Um Nyobè opposed tribalism and its instrumentation by colonialism as a factor of division: "Such a situation requires us to break with outdated tribalism and retrograde regionalism which, now and in the future, represent a real danger for the development of this Cameroonian nation". Opposed to armed struggle and violence, he encouraged his supporters to conduct only peaceful actions such as boycotts, strikes and demonstrations. Most UPC meetings ended with the Cameroonian national anthem and La Marseillaise, while Um Nyobé repeated that he did not confuse "the people of France with the French colonialists".

Um Nyobè made multiple forays in the United Nations both in 1952 and in 1954 speaking on behalf of the people of Cameroon and other colonized African countries. He expressed his view of independence as an appeal to the natives of all countries. As leader of the UPC, he made many gestures of integrity where he refused to negotiate with the French.

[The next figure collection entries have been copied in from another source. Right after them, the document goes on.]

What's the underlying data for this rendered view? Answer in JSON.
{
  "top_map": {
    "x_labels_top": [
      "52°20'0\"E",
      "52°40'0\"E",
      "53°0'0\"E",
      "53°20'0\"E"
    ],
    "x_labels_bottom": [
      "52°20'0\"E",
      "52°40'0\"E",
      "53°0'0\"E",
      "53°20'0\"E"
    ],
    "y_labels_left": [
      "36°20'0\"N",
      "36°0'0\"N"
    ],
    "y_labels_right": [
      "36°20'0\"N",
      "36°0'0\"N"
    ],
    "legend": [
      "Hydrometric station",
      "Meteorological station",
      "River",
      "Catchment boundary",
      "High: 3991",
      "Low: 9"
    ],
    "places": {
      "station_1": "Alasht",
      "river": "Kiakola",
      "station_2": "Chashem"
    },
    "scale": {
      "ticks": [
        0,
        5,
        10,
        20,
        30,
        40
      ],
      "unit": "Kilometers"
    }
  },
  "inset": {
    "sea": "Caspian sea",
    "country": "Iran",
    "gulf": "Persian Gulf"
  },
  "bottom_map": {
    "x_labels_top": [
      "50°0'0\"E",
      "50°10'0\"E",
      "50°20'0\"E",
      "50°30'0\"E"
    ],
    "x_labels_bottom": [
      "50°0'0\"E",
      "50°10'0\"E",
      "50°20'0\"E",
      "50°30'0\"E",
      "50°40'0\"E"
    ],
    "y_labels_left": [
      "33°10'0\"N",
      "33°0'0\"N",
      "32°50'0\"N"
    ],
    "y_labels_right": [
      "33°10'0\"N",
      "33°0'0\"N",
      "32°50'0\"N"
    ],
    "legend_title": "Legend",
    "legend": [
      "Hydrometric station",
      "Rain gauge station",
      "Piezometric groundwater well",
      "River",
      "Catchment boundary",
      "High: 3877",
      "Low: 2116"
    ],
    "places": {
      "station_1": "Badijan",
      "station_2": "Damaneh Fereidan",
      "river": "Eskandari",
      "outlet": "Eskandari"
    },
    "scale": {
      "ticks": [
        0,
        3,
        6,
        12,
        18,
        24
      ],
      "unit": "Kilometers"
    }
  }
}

Um Nyobè was initially opposed to violence. In 1952, he stated that "the armed struggle was carried out once and for all by the Cameroonians who contributed greatly to the defeat of German fascism. The fundamental freedoms whose application and independence we claim and towards which we must resolutely march are no longer things to be conquered by armed struggle. It is precisely to prevent such a possibility that the United Nations Charter called for the right of peoples to self-determination. Nevertheless, it recognizes the right of peoples to armed struggle elsewhere on the planet, when circumstances so require". He also saluted the "heroic struggles" led by the Vietnamese of Việt Minh and the Algerians of the FLN.

On June 13, 1955, the UPC was banned by the French government and its militants went into hiding. Um Nyobè was killed by the French army on 13 September 1958. After his death, he was replaced by Félix-Roland Moumié. Until the 1990s, any mention of Um Nyobè was prohibited in Cameroon.